Angela ROHR L'exil éternel-Pour la mémoire du Goulag (2/6)

Publié le par Henri LOURDOU

Angela ROHR L'exil éternel-Pour la mémoire du Goulag (2/6)

Droits humains et crimes contre l'Humanité : sortir du déni

 

Pour la mémoire du Goulag (2)

Angela ROHR : destin improbable d'un témoignage enfoui

 

Angela ROHR L'exil éternel

traduit de l'allemand par Jean-Jacques Bru, Les Arènes, février 2019, 488 p.

 

Avec Angela ROHR, nous avons affaire à un témoignage qui complète bien celui de Dimitri VITKOVSKI, car, si elle n'a eu qu'une seule expérience d'enfermement, celle-ci s'est passée à un autre époque et dans des conditions bien plus extrêmes.

Bien que celui-ci ait échappé de peu à l'exécution, lors de la Grande Terreur de 1937-38, grâce à son obstination à ne rien avouer, il n'a pas eu à souffrir comme ROHR en 1941-42 de conditions de détention qui rappellent exactement celles des camps nazis à la même époque : réduction des détenus à la famine et véritable extermination par la faim et les conditions de vie infra-humaines (froid, promiscuité, saleté, violence omni-présents). A cette époque, VITKOVSKI, incorporé dans l'Armée Rouge, participait à la Grande Guerre Patriotique, et bénéficiait donc, provisoirement, de meilleures attentions du régime (attentions toutes relatives comme tend à le prouver l'apparition de nouveaux témoignages : j'aurais sans doute l'occasion d'y revenir).

Par contre, Angela ROHR, médecin et écrivaine d'origine autrichienne, donc de langue allemande, était passée en juin 1941 dans la catégorie des espions ennemis du peuple. Son mari, photographe, après avoir été traducteur à l'Institut Marx-Engels, est arrêté le 27 juin, elle le 28. Ils ne se reverront jamais.

Pourtant, tout avait bien commencé dans la vie pour elle.

 

Une intellectuelle communiste

 

Née en 1890 en Moravie, dans une famille petite-bourgeoise, et non aristocratique me semble-t-il comme il est affirmé dans la 4e de couverture (son père est conducteur de train), elle suit de bonne études à Vienne, où sa famille s'est installée...et se met en ménage dès 18 ans avec un écrivain, Léopold Hubermann, dont elle a une fille à 19 ans : fille qu'elle n'élèvera pas et confia à sa soeur.
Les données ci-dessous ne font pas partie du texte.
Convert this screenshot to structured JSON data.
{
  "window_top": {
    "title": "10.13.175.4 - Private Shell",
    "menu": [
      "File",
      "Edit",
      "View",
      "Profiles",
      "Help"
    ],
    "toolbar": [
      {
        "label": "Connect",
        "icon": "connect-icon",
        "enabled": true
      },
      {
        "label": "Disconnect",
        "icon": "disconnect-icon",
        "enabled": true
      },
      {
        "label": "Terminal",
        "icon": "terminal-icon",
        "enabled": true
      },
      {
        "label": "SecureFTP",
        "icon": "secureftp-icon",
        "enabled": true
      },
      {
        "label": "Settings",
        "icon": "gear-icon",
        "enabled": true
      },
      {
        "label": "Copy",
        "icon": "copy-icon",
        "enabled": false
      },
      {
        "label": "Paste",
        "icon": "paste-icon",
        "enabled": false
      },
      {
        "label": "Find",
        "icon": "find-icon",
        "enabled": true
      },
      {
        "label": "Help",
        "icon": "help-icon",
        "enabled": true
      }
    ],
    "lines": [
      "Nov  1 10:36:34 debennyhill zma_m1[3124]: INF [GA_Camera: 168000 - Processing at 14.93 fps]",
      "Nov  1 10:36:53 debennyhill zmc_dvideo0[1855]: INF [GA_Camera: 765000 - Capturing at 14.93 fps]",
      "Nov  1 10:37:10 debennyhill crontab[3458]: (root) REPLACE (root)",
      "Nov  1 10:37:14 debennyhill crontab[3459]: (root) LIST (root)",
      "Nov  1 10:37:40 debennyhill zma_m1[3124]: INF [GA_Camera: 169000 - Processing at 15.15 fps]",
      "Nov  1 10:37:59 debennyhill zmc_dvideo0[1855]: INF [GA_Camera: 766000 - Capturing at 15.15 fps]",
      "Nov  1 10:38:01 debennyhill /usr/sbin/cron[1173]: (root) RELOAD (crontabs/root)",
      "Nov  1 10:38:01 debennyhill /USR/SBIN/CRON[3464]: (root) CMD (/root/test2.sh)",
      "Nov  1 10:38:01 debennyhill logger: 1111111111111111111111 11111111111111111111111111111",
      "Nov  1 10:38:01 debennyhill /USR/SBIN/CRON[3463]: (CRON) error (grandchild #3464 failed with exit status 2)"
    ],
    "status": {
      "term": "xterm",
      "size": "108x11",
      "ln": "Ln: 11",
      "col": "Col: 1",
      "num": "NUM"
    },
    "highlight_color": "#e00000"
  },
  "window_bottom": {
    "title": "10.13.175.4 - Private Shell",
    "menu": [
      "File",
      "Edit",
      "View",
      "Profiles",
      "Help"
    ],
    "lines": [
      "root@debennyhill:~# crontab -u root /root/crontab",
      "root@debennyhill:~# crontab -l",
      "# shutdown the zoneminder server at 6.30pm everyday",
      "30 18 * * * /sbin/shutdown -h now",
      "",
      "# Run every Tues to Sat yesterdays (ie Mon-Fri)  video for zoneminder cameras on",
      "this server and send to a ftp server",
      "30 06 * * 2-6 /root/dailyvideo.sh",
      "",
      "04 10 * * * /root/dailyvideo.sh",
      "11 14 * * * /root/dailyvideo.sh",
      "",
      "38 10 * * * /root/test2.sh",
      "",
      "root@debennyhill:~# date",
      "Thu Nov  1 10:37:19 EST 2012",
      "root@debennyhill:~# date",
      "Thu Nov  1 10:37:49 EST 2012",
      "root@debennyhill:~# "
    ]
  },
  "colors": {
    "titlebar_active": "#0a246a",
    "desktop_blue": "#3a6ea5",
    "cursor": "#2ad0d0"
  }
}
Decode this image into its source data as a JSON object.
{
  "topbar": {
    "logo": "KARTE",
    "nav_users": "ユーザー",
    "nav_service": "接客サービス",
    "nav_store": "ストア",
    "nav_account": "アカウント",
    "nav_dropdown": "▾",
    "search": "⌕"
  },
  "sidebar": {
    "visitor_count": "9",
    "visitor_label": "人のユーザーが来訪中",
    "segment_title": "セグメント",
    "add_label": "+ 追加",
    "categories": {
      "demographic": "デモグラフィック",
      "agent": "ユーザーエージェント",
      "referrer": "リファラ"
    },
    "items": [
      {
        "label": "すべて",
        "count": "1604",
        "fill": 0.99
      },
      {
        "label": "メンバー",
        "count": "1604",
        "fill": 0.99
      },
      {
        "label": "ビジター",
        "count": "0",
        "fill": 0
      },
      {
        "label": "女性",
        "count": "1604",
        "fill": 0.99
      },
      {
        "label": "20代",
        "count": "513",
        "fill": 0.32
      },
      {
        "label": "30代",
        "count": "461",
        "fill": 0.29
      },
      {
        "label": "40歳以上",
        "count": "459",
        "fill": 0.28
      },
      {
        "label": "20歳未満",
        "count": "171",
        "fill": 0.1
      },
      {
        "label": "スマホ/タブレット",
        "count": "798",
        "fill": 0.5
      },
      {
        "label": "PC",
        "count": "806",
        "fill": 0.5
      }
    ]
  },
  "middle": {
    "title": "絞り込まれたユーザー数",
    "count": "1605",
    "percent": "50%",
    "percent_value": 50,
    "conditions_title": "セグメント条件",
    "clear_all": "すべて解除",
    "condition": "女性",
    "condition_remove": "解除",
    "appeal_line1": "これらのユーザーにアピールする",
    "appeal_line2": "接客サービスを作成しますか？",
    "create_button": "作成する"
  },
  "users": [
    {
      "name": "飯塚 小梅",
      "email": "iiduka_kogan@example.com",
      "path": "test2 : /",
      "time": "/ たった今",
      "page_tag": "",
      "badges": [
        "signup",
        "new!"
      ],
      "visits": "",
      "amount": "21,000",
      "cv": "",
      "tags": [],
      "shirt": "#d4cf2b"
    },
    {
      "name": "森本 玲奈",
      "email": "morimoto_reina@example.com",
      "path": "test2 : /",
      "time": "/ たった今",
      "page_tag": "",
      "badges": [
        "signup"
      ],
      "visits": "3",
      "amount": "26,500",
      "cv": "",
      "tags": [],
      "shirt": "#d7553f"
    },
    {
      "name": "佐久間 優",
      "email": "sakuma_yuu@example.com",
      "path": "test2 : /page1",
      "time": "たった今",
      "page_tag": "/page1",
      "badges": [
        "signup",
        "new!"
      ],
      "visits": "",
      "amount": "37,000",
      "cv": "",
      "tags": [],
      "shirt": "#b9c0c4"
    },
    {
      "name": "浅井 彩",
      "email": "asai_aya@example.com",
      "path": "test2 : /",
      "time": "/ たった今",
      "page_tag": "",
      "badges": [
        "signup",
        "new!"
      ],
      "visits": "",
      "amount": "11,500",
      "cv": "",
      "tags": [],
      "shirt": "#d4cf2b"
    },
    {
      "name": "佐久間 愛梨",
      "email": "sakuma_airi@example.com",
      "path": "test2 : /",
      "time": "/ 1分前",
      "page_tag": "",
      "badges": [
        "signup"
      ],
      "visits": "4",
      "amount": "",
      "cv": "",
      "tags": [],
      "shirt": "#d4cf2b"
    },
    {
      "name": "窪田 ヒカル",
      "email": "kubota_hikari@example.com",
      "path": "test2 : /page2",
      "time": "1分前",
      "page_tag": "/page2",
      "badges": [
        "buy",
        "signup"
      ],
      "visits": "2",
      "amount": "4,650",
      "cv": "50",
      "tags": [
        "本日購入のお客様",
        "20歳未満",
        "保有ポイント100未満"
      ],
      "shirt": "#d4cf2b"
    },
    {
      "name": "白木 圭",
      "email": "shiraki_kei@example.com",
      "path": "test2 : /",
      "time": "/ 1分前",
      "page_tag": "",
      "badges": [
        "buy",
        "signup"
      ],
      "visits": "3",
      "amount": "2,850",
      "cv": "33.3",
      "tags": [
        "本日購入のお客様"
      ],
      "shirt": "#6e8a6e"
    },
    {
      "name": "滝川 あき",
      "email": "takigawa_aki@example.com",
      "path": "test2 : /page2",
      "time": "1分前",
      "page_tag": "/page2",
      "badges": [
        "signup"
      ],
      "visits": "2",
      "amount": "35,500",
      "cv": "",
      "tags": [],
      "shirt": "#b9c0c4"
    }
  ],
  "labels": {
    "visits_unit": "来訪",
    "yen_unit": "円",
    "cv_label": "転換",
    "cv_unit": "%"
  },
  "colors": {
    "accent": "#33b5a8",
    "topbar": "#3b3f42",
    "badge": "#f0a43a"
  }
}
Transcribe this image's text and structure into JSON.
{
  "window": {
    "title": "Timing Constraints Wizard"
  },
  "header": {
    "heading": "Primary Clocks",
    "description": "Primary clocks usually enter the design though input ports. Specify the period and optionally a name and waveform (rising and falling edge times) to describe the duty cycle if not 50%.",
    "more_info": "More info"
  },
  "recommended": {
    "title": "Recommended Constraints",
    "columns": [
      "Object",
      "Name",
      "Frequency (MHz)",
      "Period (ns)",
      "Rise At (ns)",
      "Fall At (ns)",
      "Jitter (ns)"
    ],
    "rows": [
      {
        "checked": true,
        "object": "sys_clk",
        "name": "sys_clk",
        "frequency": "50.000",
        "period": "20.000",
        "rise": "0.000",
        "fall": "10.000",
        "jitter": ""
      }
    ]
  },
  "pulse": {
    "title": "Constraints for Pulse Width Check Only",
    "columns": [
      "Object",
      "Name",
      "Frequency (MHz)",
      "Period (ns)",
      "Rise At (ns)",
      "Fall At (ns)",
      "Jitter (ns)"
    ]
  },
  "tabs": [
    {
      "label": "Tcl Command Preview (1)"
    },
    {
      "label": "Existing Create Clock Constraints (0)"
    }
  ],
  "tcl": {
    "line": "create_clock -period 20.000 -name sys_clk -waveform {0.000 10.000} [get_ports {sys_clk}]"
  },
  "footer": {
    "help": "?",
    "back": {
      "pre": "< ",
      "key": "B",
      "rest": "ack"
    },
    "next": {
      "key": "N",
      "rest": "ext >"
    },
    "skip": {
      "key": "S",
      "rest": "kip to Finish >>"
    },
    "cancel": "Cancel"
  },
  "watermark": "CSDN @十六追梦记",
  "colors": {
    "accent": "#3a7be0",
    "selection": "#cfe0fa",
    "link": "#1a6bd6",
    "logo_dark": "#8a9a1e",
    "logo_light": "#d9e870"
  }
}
Le couple voyage beaucoup : "Elle se souvient de ces années comme d'un "voyage de noces qui a duré à peu près cinq ans." " ( p17, prologue rédigé par le traducteur)

Elle commence des études de médecine à Paris en 1913-14. Le couple est séparé par la guerre : son mari (ils se sont mariés en 1910), de nationalité russe, est incorporé à l'armée. Elle s'installe à Genève, puis Zurich, avec peu de revenus, où elle continue ses études de médecine. Parallèlement elle fréquente les milieux expressionnistes et d'avant-garde, et publie de premiers textes littéraires. Elle fait la connaissance d'un certain Lénine, qu'elle rejoint à la gare lorsqu'il repart pour la Russie en mars 1917 : elle l'évoquera plus tard. "Lénine lui prend les bras à travers la fenêtre : "Nous allons ouvrir les prisons" (p 7). Cruelle ironie de l'Histoire...

En attendant que celle-ci s'exerce, Angela s'installe en Italie en 1919, puis à Berlin en 1920, où elle poursuit ses études de médecine, s'intéresse à la psychanalyse... et rencontre Wilhelm ROHR, intellectuel communiste qui la convainc de l'accompagner en URSS, où il vient de passer un an en 1924. Le couple s'y installe et demande la nationalité soviétique.

Angela, devenue médecin, poursuit des "travaux de recherche en hématologie médicale à l'Institut de biologie Timiazev de Moscou" (p 19).

Que pense le couple du "paradis socialiste" ? On ne le saura pas. "Néanmoins, en janvier 1933, les Rohr pourront tous deux faire un voyage à Berlin et Angela se permettra dans le Frankfurter Zeitung , dont elle sera alors correspondante, un article sur l'introduction du passeport intérieur, qui renforce le contrôle de tous les citoyens." (p 20)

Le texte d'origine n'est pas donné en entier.